Marching confidently—sorta—back to the front, I toss the flowers gracelessly on the countertop and begin to ring them up, ignoring him the best I can because fuck him again.

“Are these…” I flick my eyes up to him when it’s all he says, finding a scowl of disapproval painted on his features.

I ignore it.

“That’s sixty dollars and—”

“They look horrendous,” he clips, slicing those green eyes up to me. “Did Mrs. James create this order?”

“Yeah.”

He looks at them again with horror. It’s almost better than that fuck you from earlier that I wanted to deliver. “I’m not paying for these. I need sixteen white roses that look like they didn’t just get hacked up by a child and arranged neatly for the ungodly amount of money I’m about to spend for them.”

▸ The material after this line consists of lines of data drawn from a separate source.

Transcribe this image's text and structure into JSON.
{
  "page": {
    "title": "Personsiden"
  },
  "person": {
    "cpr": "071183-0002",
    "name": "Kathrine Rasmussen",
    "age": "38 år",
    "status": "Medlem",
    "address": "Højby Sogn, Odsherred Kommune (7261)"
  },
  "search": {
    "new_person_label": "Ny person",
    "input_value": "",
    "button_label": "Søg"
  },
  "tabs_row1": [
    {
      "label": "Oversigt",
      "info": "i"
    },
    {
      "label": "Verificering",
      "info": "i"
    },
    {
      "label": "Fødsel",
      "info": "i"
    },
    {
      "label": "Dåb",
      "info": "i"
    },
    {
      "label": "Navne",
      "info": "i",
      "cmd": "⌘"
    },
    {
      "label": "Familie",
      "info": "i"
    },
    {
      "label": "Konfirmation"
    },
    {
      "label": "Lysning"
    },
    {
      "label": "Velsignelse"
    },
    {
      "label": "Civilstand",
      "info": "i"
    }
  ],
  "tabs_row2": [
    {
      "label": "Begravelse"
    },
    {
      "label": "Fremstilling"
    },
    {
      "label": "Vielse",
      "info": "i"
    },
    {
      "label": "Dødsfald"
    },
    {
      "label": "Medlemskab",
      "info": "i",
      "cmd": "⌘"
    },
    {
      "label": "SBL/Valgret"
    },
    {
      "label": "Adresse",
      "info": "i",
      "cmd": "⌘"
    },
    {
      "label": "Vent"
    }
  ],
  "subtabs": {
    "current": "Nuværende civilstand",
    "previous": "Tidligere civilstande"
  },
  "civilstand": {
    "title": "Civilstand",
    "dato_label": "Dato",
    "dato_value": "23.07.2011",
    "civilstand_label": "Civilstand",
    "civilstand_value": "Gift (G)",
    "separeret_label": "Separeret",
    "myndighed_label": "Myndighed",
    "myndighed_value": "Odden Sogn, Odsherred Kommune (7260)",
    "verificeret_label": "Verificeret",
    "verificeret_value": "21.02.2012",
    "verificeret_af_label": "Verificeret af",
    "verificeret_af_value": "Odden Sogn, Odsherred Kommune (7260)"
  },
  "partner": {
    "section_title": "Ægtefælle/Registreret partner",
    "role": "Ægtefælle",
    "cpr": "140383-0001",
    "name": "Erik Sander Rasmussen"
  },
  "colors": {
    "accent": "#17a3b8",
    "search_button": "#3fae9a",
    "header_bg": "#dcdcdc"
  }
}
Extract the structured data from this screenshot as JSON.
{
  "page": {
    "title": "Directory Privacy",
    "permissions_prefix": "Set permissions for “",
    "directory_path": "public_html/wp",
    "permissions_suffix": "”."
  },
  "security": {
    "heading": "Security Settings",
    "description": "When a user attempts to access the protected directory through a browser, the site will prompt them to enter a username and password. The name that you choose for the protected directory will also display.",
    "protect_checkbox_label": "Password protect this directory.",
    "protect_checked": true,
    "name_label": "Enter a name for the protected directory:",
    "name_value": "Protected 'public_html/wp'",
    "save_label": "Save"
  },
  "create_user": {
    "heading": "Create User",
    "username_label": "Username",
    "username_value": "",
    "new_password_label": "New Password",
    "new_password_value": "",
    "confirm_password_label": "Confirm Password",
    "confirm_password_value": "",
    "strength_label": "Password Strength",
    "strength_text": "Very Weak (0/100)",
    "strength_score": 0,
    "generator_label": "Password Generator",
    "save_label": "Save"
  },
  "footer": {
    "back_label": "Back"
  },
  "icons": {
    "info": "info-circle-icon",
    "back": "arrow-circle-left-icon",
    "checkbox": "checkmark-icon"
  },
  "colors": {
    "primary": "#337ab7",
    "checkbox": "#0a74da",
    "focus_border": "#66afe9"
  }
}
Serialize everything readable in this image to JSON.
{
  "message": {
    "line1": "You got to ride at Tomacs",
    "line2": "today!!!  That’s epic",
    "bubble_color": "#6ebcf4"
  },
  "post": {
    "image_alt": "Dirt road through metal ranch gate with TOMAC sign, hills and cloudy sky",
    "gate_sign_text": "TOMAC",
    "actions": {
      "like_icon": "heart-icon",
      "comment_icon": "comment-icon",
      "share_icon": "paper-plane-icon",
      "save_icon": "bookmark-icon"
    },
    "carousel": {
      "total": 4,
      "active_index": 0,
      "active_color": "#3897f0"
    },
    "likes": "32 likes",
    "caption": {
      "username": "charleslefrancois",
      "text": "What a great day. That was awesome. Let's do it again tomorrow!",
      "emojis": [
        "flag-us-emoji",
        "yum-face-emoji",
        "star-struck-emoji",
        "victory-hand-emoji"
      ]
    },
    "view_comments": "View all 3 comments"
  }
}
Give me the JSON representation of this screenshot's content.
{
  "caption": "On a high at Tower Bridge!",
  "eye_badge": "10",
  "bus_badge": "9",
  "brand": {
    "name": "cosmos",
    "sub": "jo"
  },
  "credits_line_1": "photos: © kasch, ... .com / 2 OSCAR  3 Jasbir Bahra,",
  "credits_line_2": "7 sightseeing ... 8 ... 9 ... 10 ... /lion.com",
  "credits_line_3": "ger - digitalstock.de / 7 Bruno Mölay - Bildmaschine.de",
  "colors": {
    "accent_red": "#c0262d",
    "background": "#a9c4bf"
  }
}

I glance down at the white kraft paper that surrounds the roses, then up at the petals. “They look fine.”

“I remember I was the one that was bad at math. There’re eighteen roses in there.”

My fingers wrap into a fist at how rude and snobby he is. It’s almost as if I’m living a bad dream where I’m speaking to a Karen but it’s Cal Harper instead, dressed in a finely designed jacket and trousers. My heart skids annoyingly across each of my ribs at the sight.

Reaching over for the bouquet, I spin it around and pluck two roses out of the bundle and spruce up the small space it created. Then I toss the two abandoned roses at his chest, twirl the arrangement to face him, and meet his eyes with a fuck around and find out, and I’m gonna pop you in the throat glare.